Pero el primer testigo que depone en su favor es el general Blanco: cuando Rizal iba á embarcarse para Cuba, á prestar á España voluntariamente un rudo y peligroso servicio, estalla la insurrección, y Blanco, que comprobó que era inocente, dióle una carta de su puño y letra para el Ministro de la Guerra, en que decía: «Su comportamiento durante los cuatro años que ha permanecido en Dapitan ha sido ejemplar, y es, á mi juicio, tanto más digno de perdón y benevolencia, cuanto que no resulta en manera alguna complicado en la intentona que estos días lamentamos, ni en conspiración ni en sociedad secreta ninguna de las que la venían tramando.» Este General, de grata memoria, afirmó al Sr. Retana que él no hubiese fusilado á Rizal, rogándole que lo hiciese público; y en otra carta, entendiendo, como nosotros, que el presente libro debía publicarse, felicitaba al Sr. Retana por tal propósito, puesto que «puede servir de enseñanza y escarmiento á los que no saben ó no quieren convencerse de que no es por el castigo y la violencia como se gobiernan los pueblos en el siglo XX».

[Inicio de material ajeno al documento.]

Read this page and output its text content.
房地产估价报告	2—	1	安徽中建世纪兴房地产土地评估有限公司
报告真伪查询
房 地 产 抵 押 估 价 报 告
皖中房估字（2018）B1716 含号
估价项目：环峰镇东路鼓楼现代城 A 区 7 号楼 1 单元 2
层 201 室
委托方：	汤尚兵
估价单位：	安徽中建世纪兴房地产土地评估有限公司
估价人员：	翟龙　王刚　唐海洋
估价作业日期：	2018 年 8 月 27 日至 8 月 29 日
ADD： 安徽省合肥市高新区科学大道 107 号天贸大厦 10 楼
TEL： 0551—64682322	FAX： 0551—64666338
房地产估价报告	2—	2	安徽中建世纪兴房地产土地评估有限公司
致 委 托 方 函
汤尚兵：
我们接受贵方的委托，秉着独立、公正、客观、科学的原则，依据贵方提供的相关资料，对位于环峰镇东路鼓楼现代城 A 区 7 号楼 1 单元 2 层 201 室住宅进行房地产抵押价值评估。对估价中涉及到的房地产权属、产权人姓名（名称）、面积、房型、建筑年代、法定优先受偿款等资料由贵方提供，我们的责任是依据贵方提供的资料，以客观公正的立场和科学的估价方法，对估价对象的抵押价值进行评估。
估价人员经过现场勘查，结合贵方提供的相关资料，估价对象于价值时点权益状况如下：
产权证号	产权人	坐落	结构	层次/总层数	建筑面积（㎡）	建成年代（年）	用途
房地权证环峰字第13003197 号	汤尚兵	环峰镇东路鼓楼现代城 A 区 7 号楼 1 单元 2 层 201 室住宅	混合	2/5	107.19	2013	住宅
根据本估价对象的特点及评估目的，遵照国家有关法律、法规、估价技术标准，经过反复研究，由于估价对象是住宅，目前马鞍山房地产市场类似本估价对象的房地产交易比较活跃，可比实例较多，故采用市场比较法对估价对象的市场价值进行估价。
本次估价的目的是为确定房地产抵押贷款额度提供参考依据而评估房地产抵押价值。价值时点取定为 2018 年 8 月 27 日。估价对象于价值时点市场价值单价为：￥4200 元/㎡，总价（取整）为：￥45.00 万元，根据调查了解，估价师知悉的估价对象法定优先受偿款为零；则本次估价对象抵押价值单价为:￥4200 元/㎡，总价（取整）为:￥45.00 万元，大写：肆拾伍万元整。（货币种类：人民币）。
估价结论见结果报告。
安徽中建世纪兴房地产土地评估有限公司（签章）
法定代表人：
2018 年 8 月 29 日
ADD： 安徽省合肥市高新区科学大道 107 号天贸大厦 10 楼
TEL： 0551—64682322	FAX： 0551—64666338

Sustituyó á Blanco otro General que á los trece días de mando (era imposible en absoluto que se hubiera penetrado de la transcendencia del acto) ordenó el fusilamiento de aquel hombre de quien su antecesor, con todos los datos y pruebas en la mano, aseguraba personalmente, bajo su firma, que era inocente.

¡Ni una carta de Rizal, es sus cuatro años de destierro, que revelase la menor complicidad! ¡El gobernador general Blanco, trece días antes del fusilamiento, afirmando la inocencia! No nos asomemos á ese proceso. Repitamos, únicamente, que España es ajena á él.

Dice bien Retana: España no fusiló á Rizal en Filipinas. Lo que hicieron los soldados indígenas, á quienes por un refinamiento de la España negra se ordenó disparar contra el ídolo, fué fusilar á España en Filipinas, por mandato de unos torpes hijos de la Madre patria.

¡Pobre Rizal! Ignoro si la semblanza que hice resultará fiel: en estos dibujos á la pluma hay siempre más del retratista que del retratado, y es seguro que si emprendemos tres el trabajo, probablemente resultarán tres Rizales.




Y contra la prohibición de Retana, que al honrarme con el encargo del prólogo me rogó que no hablara de su persona, quiero decir algo de este autor y de sus obras.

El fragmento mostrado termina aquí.